Un personaggio di questo rilievo, secondo le dichiarazioni di Amara stavolta abbondantemente riscontrate dagli inquirenti, viene invitato a cena da Amara stesso e ci trova il procuratore Capristo in grande confidenza con il padrone di casa, «e cinicamente decide di nominarmi». Da lì si dipana tra lo stesso Laghi e Capristo un rapporto di grande amicizia. I magistrati ricostruiscono in un solo mese venti telefonate tra i due. Capristo chiede a Laghi di far lavorare un suo amico, l’avvocato pugliese Giacomo Ragno, e Laghi ordina a Nicoletti di indurre i dipendenti Ilva sotto processo nelle varie inchieste sulle morti in fabbrica di lavoratori a nominare Ragno come loro difensore. Quando in un incidente muore l’operaio Giacomo Campo (settembre 2016) Capristo chiede a Laghi il nome di un perito di fiducia dell’Ilva, Laghi ordina a Nicoletti di provvedere, Capristo nel giro di poche ore fornisce il nome alla sostituta Giovanna Cannalire fingendo di averlo trovato lui, il professore Sorli del Politecnico di Torino prende l’aereo, arriva a Taranto e dopo 24 ore fa dissequestrare l’impianto.

Fa il consulente della procura ma sono gli uomini dell’Ilva a spiegargli (anche se non possiamo dire se questo abbia influenzato il suo lavoro) che il rapido dissequestro è strategico per il futuro dell’acciaieria che si sta cercando di vendere, con i risultati oggi noti.

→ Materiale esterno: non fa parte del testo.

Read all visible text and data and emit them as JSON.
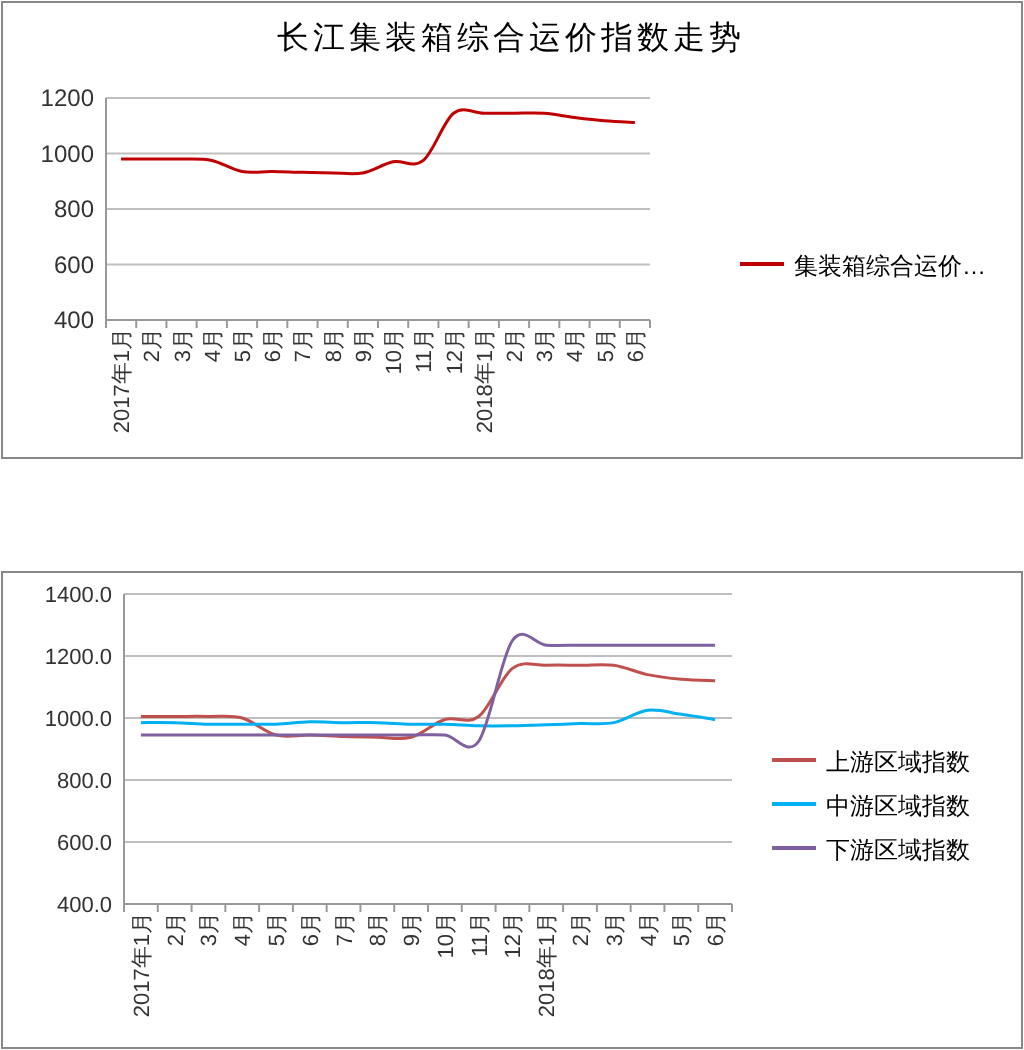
{
  "chart_data": [
    {
      "type": "line",
      "title": "长江集装箱综合运价指数走势",
      "categories": [
        "2017年1月",
        "2月",
        "3月",
        "4月",
        "5月",
        "6月",
        "7月",
        "8月",
        "9月",
        "10月",
        "11月",
        "12月",
        "2018年1月",
        "2月",
        "3月",
        "4月",
        "5月",
        "6月"
      ],
      "series": [
        {
          "name": "集装箱综合运价…",
          "color": "#c00000",
          "values": [
            980,
            980,
            980,
            975,
            935,
            935,
            932,
            930,
            930,
            970,
            975,
            1145,
            1145,
            1145,
            1145,
            1130,
            1118,
            1112
          ]
        }
      ],
      "ylim": [
        400,
        1200
      ],
      "yticks": [
        400,
        600,
        800,
        1000,
        1200
      ],
      "grid": "y",
      "legend": "right"
    },
    {
      "type": "line",
      "categories": [
        "2017年1月",
        "2月",
        "3月",
        "4月",
        "5月",
        "6月",
        "7月",
        "8月",
        "9月",
        "10月",
        "11月",
        "12月",
        "2018年1月",
        "2月",
        "3月",
        "4月",
        "5月",
        "6月"
      ],
      "series": [
        {
          "name": "上游区域指数",
          "color": "#c0504d",
          "values": [
            1005,
            1005,
            1005,
            1000,
            945,
            945,
            940,
            938,
            938,
            995,
            1005,
            1160,
            1170,
            1170,
            1170,
            1140,
            1125,
            1120
          ]
        },
        {
          "name": "中游区域指数",
          "color": "#00b0f0",
          "values": [
            985,
            985,
            980,
            980,
            980,
            988,
            985,
            985,
            980,
            980,
            975,
            975,
            978,
            982,
            985,
            1025,
            1012,
            995
          ]
        },
        {
          "name": "下游区域指数",
          "color": "#7f60a0",
          "values": [
            945,
            945,
            945,
            945,
            945,
            945,
            945,
            945,
            945,
            945,
            925,
            1250,
            1235,
            1235,
            1235,
            1235,
            1235,
            1235
          ]
        }
      ],
      "ylim": [
        400,
        1400
      ],
      "yticks": [
        {
          "value": 400,
          "label": "400.0"
        },
        {
          "value": 600,
          "label": "600.0"
        },
        {
          "value": 800,
          "label": "800.0"
        },
        {
          "value": 1000,
          "label": "1000.0"
        },
        {
          "value": 1200,
          "label": "1200.0"
        },
        {
          "value": 1400,
          "label": "1400.0"
        }
      ],
      "grid": "y",
      "legend": "right"
    }
  ]
}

Il punto è che l'Ilva è, come società, imputata per le sue responsabilità societarie nel processo Ambiente svenduto che proprio a giugno scorso ha portato a condanne per quasi 400 anni di carcere per l’inquinamento protratto per lunghi anni dalla gestione della famiglia Riva. Laghi è il dominus dell’azienda imputata. E ciò non gli impedisce di avere rapporti di grande cordialità con l’uomo che rappresenta la pubblica accusa in una vicenda giudiziaria di enorme rilievo per la storia dell’industria italiana. E siccome non è un avvocaticchio di provincia ma, per unanime riconoscimento, il numero uno, rimane la domanda a cui la politica, gli avvocati, i magistrati e il mondo delle imprese devono rispondere subito, senza la balla che bisogna aspettare la Cassazione: fanno tutti così?